I was trying to batch move images from a folder to new folders that are named by the image (px) size of the images. I used this command to do that:
awk '{system("mv "$1 " ./"$4)}' sizes.log
The content of sizes.log was many lines in this format:
f122441728.jpg Exif.Photo.PixelXDimension Long 1 4032
I am now painfully aware of the shortcomings of this method. I didn't test my command and moved many files into the file "1" because column $4 is "1" in all lines of sizes.log. I realized something was off and aborted the command, but about 500 pictures were deleted.
I am not sure how mv works but, as far as far as I understand, this happened: In each line the file from column $1 got renamed to "1", but the data blocks of the image file remained on the disk.
Is that assumption correct? Do I have a chance of a recovery with photorec for example?

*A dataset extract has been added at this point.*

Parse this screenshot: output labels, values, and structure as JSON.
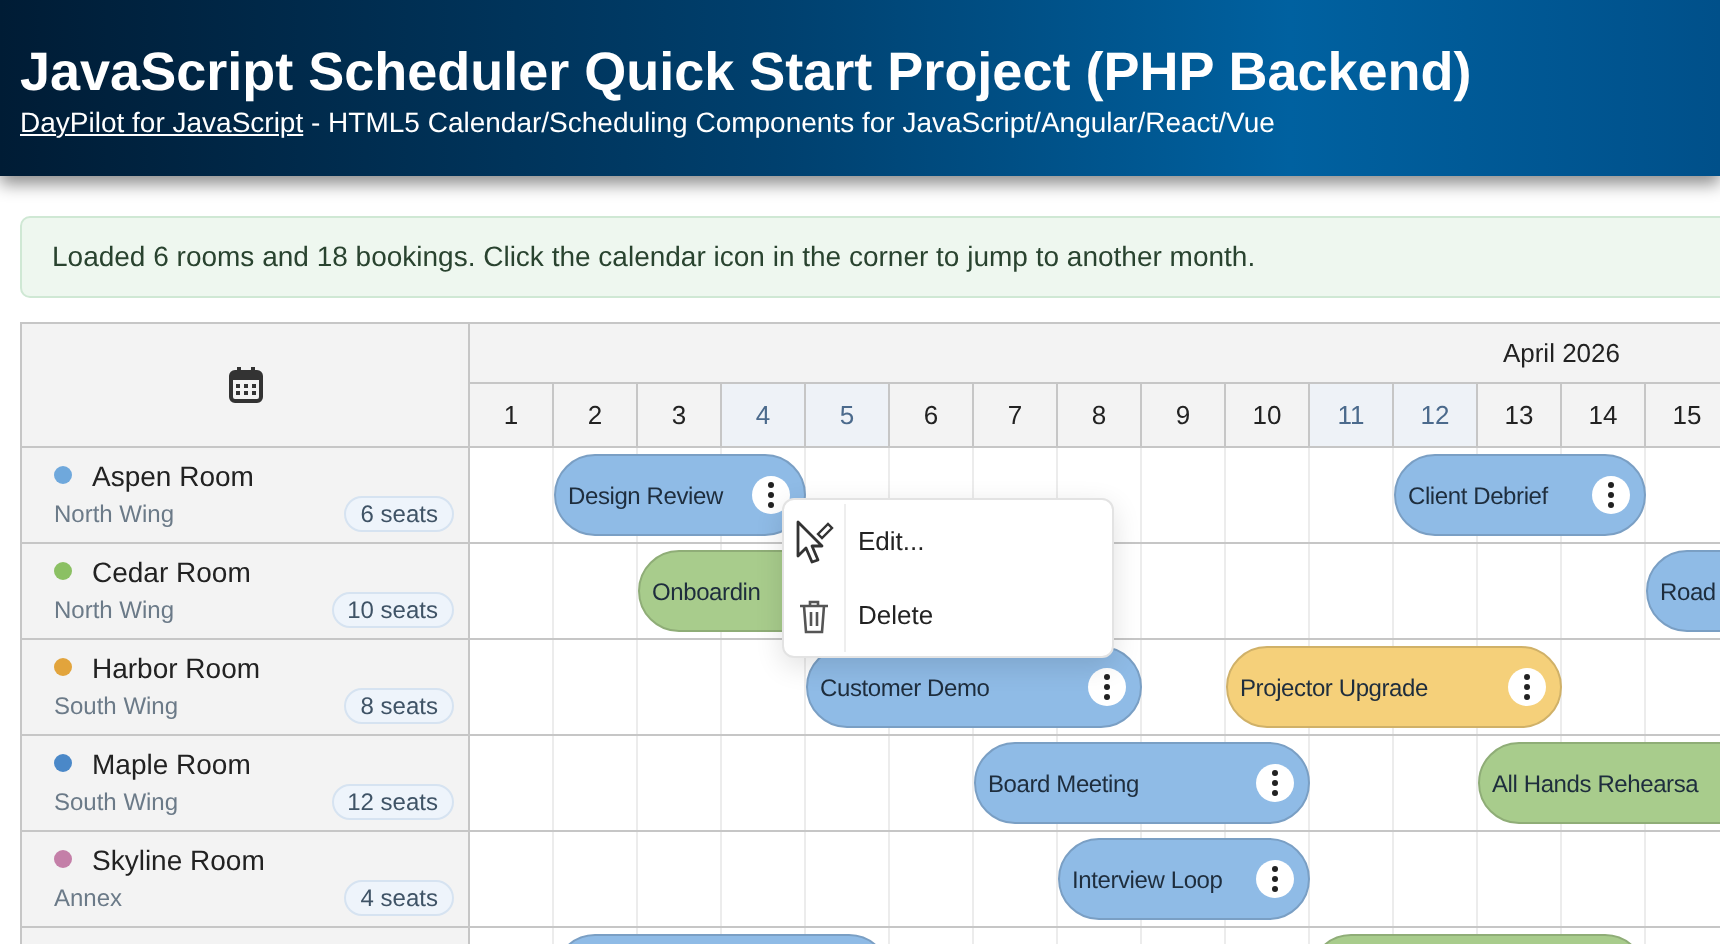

I would have to reassemble a RAID in another machine, but that is something I have had luck with before. I was sorting a run of photorec from another mistake..
edit: After I found a backup of my files (yay!) I have revisited the procedure that led me to my mistake and have used these commands to sort my files into folders that are named by the image size of the pictures.
identify -format "%f %w\n" *.jpg >> siz.log
awk '{system("mkdir ./"$2"/")}' siz.log
awk '{system("mv "$1 " ./"$2"/")}' siz.log
note the trailing slash, that is what got me into trouble before. I missed it and got no error messages from mv.